Landon moved to her. ‘Don’t be feared, Wilma.’
The bounty hunter gripped the cigar in his teeth. ‘The name’s Iron Eyes, ma’am. I’m sorry to have frightened you.’
She was trembling. ‘My name’s Wilma Landon. I’m Dan’s woman, Mr. Iron Eyes.’
Iron Eyes nodded slowly but he was looking past her dress at the small boy who was watching him intently from the cover of the doorway.
‘And what they call you, young’un?’
The boy said nothing. He just kept watching the horrific figure beside his father.
‘This is Billy, Iron Eyes.’ Landon said proudly.
Somehow the thin man with the cigar gripped between his teeth managed to get to his feet and stumble towards the wide-eyed child. Billy Landon stood his ground even though he had never seen anyone like Iron Eyes before.
‘I like you, Billy,’ Iron Eyes said. ‘You don’t waste time gabbing like us old ’uns. You listen and watch. That’s the mark of a real man.’

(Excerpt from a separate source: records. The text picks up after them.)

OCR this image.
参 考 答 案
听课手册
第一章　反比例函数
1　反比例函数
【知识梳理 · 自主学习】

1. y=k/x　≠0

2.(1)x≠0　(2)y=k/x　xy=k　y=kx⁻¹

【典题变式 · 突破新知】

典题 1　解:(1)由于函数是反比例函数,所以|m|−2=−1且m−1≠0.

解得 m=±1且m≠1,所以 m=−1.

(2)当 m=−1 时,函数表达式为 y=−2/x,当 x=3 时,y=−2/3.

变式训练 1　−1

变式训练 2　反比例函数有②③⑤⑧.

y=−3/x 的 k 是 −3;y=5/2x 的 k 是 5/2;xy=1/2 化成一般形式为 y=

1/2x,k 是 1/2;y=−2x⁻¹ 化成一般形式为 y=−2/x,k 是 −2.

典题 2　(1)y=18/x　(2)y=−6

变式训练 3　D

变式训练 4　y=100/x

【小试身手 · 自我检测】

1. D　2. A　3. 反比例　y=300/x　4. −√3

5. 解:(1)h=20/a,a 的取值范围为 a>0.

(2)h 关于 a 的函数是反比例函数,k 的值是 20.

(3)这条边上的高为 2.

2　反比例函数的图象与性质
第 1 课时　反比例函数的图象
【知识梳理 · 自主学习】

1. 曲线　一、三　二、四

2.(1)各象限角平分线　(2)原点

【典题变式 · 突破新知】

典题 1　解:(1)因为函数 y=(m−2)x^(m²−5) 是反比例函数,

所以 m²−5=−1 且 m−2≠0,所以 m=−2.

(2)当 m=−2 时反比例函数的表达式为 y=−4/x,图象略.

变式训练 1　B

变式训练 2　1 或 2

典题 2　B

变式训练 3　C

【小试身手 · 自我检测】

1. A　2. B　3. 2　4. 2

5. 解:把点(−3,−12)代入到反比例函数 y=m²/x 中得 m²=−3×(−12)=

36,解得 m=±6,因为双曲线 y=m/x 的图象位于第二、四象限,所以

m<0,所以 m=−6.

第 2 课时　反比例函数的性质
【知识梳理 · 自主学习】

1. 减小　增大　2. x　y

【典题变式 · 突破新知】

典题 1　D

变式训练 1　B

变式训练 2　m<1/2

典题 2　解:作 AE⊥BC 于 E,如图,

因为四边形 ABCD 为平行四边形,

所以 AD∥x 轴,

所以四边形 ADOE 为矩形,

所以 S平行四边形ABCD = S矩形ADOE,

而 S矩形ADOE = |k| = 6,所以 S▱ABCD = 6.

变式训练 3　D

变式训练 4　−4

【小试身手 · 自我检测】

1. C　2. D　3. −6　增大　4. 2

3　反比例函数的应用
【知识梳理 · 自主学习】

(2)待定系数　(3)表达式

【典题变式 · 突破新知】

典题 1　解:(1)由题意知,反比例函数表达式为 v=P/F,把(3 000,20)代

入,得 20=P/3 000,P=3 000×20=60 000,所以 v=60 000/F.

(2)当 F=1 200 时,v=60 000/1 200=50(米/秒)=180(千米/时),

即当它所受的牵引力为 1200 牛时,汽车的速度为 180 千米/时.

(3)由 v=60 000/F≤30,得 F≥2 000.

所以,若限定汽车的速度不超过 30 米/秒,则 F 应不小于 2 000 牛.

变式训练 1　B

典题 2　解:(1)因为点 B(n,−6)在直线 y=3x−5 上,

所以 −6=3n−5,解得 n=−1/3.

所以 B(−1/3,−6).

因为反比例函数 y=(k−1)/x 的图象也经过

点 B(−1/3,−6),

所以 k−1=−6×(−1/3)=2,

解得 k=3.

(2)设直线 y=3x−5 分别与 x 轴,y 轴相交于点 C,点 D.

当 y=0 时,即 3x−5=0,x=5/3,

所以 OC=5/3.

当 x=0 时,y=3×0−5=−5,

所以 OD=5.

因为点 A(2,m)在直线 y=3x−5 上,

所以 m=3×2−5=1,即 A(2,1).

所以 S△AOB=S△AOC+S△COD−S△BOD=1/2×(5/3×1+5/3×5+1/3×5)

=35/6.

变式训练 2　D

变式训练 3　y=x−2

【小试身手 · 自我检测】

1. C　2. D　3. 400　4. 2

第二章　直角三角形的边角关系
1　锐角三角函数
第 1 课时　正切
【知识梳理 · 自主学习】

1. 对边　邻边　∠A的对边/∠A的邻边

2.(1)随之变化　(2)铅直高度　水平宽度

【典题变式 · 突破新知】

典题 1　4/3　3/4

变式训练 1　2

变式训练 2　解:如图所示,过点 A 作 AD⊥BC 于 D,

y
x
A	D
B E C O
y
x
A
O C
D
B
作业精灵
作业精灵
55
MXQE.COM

Dan Landon stepped up close to the bounty hunter and supported him with his powerful arms.
‘Come inside, Iron Eyes. I’ll tend your wounds and Wilma will rustle up some vittles for you.’
Wilma followed her man into the cabin. ‘You think it’s safe for me to light the fire so I can cook something hot, Dan?’
Dan helped the bounty hunter on to a cot.
‘Light the fire, Wilma. I can’t figure why but I ain’t scared no more.’